Daku sudah tanggung ada di muka puskesmas. No way harus balik lagi dan menunda niat yang nyalinya ditumpuk sejak lama. Ugh!

~

Proses, Biaya, dan Obat Setelah Dicabut Gigi

foto dicabut gigi, cabut gigi geraham bawah, biaya cabut gigi, cara cabut gigi berlubang, efek cabut gigi, proses cabut gigi, cabut gigi saat sakit, cabut gigi geraham kanan bawah, mitos cabut gigi, cabut gigi di puskesmas, cabut gigi dokter gigi

Via: cliparthut.com

Sebisa mungkin daku menenangkan diri ketika sudah memasuki ruangan dokter. Lututku melemas begitu melihat kalau dokternya perempuan dan sendirian. Tapi bukan asisten atau yang sedang praktik. Hanya saja tak ada dokter laki-laki yang sebelumnya sudah memeriksaku.

“Yah! Kenapa baru ke sini sekarang?” tanya sang dokter setelah melihat tanggal periksaku sebelumnya, “Mustinya pas obat habis langsung ke sini, ih kamu mah!”

Siapa sangka, interaksi yang berawal dari omelan itu membuatku merasa nyaman. Sang dokter yang tentu sudah berpengalaman berkomunikasi dengan pasien memang bisa mencairkan kecanggungan. Yang perlu daku lakukan adalah memberi kepercayaan penuh padanya, kalau dia bisa bekerja secara profesional dan… dan, tak akan menyakitiku. Huhu…

Proses dicabut gigi itu… pertama-tama dokter meminta kita membuka mulut dan memastikan gigi mana yang hendak dicabut. Kita kemudian dipinta untuk berkumur dulu. Setelah itu, beliau seperti mengoleskan semacam obat bius.

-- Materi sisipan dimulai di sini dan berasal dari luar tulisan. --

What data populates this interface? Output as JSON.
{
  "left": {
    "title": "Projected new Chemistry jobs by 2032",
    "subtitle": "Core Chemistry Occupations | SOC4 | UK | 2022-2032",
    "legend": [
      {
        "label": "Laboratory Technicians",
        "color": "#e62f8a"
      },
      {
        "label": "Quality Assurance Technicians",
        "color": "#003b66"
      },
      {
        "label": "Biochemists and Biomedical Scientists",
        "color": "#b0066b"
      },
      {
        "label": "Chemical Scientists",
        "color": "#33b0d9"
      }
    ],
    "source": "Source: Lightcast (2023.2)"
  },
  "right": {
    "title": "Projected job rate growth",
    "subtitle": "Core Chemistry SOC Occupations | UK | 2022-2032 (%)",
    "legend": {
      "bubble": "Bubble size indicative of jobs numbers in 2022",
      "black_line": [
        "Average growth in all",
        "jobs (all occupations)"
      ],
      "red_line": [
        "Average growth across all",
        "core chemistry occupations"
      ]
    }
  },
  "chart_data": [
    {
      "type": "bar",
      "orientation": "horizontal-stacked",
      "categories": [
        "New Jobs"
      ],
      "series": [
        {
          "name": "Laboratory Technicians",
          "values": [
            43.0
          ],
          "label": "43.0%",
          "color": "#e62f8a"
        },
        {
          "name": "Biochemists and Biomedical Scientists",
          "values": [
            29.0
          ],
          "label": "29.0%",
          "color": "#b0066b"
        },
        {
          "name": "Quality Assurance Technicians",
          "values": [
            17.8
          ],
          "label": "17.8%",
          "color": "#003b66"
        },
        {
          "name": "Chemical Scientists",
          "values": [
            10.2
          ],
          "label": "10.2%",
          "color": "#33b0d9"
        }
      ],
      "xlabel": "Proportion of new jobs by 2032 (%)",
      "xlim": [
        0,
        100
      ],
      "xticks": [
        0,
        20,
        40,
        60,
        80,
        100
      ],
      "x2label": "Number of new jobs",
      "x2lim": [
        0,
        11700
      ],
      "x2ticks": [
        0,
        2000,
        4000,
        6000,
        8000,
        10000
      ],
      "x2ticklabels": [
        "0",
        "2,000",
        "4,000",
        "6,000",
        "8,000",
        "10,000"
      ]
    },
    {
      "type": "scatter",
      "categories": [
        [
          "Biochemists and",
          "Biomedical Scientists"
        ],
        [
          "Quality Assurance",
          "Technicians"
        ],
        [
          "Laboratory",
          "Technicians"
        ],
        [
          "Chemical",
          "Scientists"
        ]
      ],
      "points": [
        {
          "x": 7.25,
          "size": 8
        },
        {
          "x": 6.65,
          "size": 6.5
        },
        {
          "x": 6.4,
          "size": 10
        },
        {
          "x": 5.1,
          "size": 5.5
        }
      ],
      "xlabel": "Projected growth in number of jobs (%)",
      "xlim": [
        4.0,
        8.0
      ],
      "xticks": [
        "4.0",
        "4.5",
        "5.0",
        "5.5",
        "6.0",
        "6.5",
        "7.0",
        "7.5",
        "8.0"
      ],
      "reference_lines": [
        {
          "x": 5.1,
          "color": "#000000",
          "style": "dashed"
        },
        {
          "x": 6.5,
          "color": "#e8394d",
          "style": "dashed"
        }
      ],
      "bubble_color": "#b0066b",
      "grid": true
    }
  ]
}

Lalu, beliau menyiapkan jarum suntik. Karena daku takut berubah pikiran, maka kututup mataku agar jarum tersebut hilang dari pandangan. Melihat kegelapan rasanya lebih baik ketimbang menyaksikan ujungnya yang lancip, yang sedang dihunuskan pada area mulutku.

Daku ingat perkataan kakakku dan mimik mukanya yang menakut-nakutiku, kalau disuntiknya itu adalah proses yang paling sakit. Ya, daku merasakan ada tekanan berlebih pada gusiku. Tapi sensasinya masih bisa ditolerir. Enggak sakit, kok! Aaargh..! Daku jadi mengecam diri yang sudah takut berlebihan pada sesuatu yang belum terjadi.

“Tunggu dulu sampai baal, ya,” ujar sang dokter.

“Berapa lama, Bu?”

“Lima sampai sepuluh menitan, lah,” katanya mengira-ngira.

Daku benar-benar pengin semuanya berjalan dengan cepat. Kalau sudah mantap melakukan sesuatu, lalu kemudian ada sesuatu lain yang mengulurnya, rasanya kurang enak. Tapi daku kemudian memainkan ponsel, yang memang selalu berhasil menyita perhatian.

Oh, obatnya mulai bereaksi. Area yang disuntik itu terasa menebal atau membesar. Bibir juga serasa enggak simetris. Aneh, pokoknya. Sensasi baal pun mulai menghampiri. Benar kata kakak, dicubit pun enggak kerasa.

“Puyeng, enggak?” wajah dokter tiba-tiba ada di depanku.

Daku tak langsung menjawab, melainkan merasakan sendiri. Daku pusing enggak, sih? Haha… Sepertinya terlalu konsentrasi pada proses cabut gigi, sehingga puyeng pun tak dirasakan.

“Enggak, Bu.”

“Oke. Siap, ya?!”  Beliau meminta konfirmasi dan daku rasa wajar kalau tubuh ini mendadak letoy.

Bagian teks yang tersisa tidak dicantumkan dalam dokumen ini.